Have you ever opened a CSV file and found parts of it contain junk characters? Diacritics and sometimes other special characters are often affected -- but not necessarily to blame!

It usually happens when a CSV file is opened in Microsoft Excel. Let me explain.

What is a file encoding?

When a text file is saved, the characters on the screen are saved as numbers. The number represents a particular character. A file encoding tells the computer what character should be displayed for each number. There are different types of encodings; meaning that the same number can produce different characters if it is interpreted using different encodings.

There are many different types of file encodings. Common ones include UTF-8, ASCII and most annoyingly, Windows-1252.

Often, encodings share the same number-character pairings for the basic letters and numbers (A-Z and 0-9), so these will often display correctly regardless of the encoding that is used to decode the number. However, the number-character pairings for diacritics and other special characters is often different between encodings. See table below, showing the number, and the character it represents in UTF-8 and Windows-1252.

You can start to see where things can go wrong.

Why do I care?

If you save a file in UTF-8 and subsequently open it in UTF-8, everything is okay. If you save a file in UTF-8 and read it in any other file encoding, you have no guarantee that all of the characters will display correctly. This is okay if you don't use the data, or save it -- the data itself is not corrupted, your program is just using the wrong encoding to display it. However, if you subsequently save the data, it will be corrupt.

It's especially dangerous, because there are many characters that are displayed as whitespace (ie. they are invisible), but in actual fact, they are represented by different numbers, They're usually interpreted as "real characters" rather than whitespace in most programming languages and text searching functions (find and replace and REGEX expressions). You may corrupt the data and not even realise it.

What goes wrong?

In Windows, if you double-click on a CSV file, Microsoft Excel will open it using the Windows-1252 file encoding. You should never do this unless you are 100% certain that the data is encoded using Windows-1252. (but please note, the encoding that Excel uses to open the file probably changes depending on the regional settings in your computer). It's very counter-intuitive behaviour -- but hey, it will definitely keep us data scientists in a job!

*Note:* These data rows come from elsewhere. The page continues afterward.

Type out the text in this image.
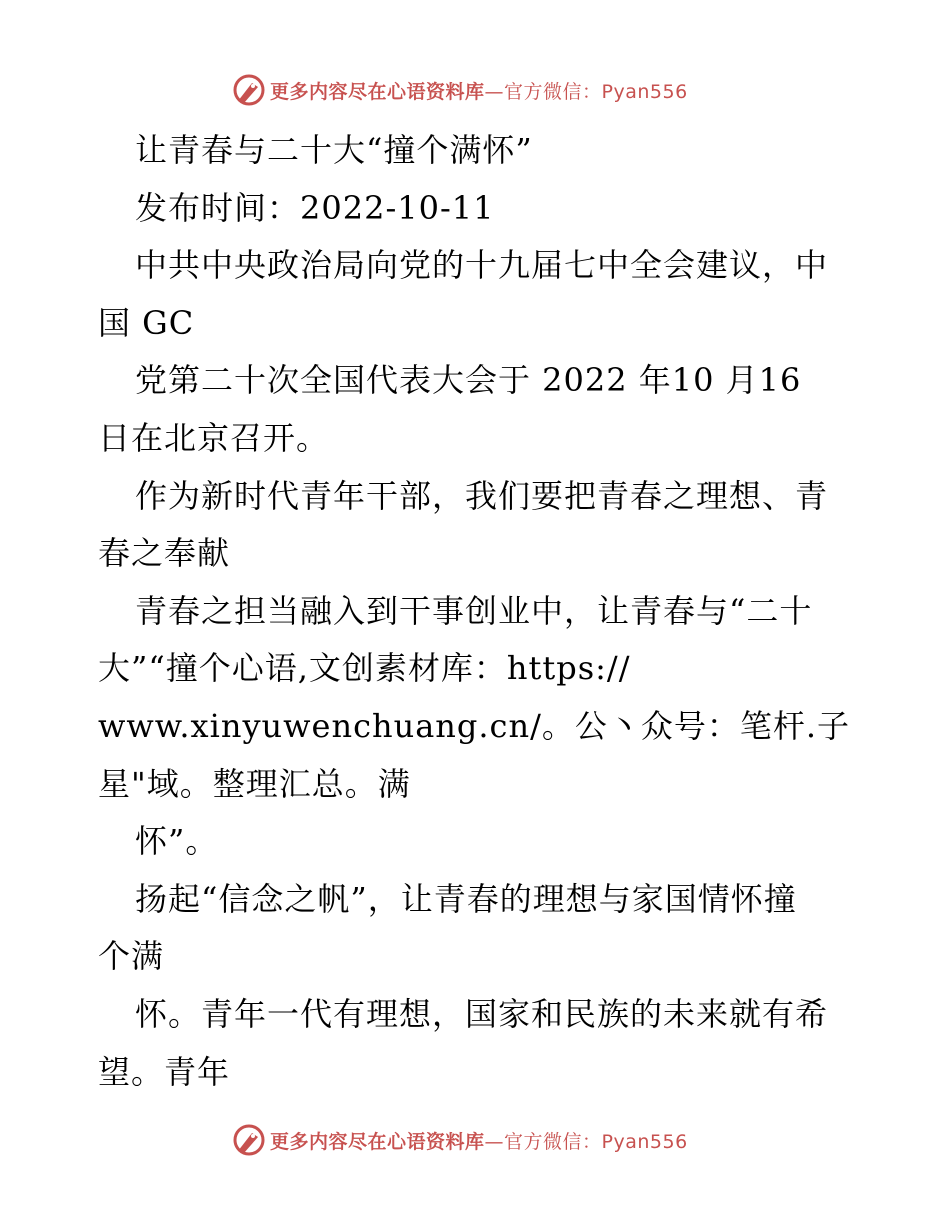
更多内容尽在心语资料库—官方微信：Pyan556
让青春与二十大“撞个满怀”
发布时间：2022-10-11
中共中央政治局向党的十九届七中全会建议，中
国 GC
党第二十次全国代表大会于 2022 年10 月16
日在北京召开。
作为新时代青年干部，我们要把青春之理想、青
春之奉献
青春之担当融入到干事创业中，让青春与“二十
大”“撞个心语,文创素材库：https://
www.xinyuwenchuang.cn/。公丶众号：笔杆.子
星"域。整理汇总。满
怀”。
扬起“信念之帆”，让青春的理想与家国情怀撞
个满
怀。青年一代有理想，国家和民族的未来就有希
望。青年
更多内容尽在心语资料库—官方微信：Pyan556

Generally, you should get into the habit of opening CSV files in Excel using the following process:

  1. Open a blank instance of Excel
  2. Go to Data -> From Text/CSV -> choose your file -> then choose the appropriate file encoding. Excel calls this 'File Origin'.
  3. This will create a 'query' that pulls data from the CSV file into your instance of Excel. I usually copy the data and 'Paste as Values' into a new sheet, then delete the old sheet. Then, the data is finally available for use.

Best practice recommendations

If you ever send or receive data in CSV format, include Metadata, and in the Metadata, make sure you specify the file encoding which you used. The UTF-8 encoding seems to be the most widely used, so you should probably use it too.

What if I have data but don't know the encoding?

  1. Contact the author and ask what encoding it is. They will appreciate your concern for the shareability of their data, and hopefully they'll specify the encoding in future releases.
  2. Try different encodings. Start with the common ones listed above, or search for encodings which might be specific to your locality and/or use case. Generally, if you see a few diacritics and special characters displaying correctly, you're likely to have guessed the right one. But this is far from best practice.

What if I have opened the file using the wrong encoding, and subsequently changed it?

You either have to use a backup of the file or manually fix the wrong characters. There's a few tricks that can help you.

  1. If you had made changes to the corrupted data, but still have a backup available, you could perform a 'diff' on the two files, to identify which characters have changed.
  2. You can search for characters which are not printable. There's various functions that can do this in different programming languages. In Microsoft Excel, you can use the following:

=IF(LEN(CLEAN(A1))<>LEN(A1),"non-printable characters present", "Cell is clean )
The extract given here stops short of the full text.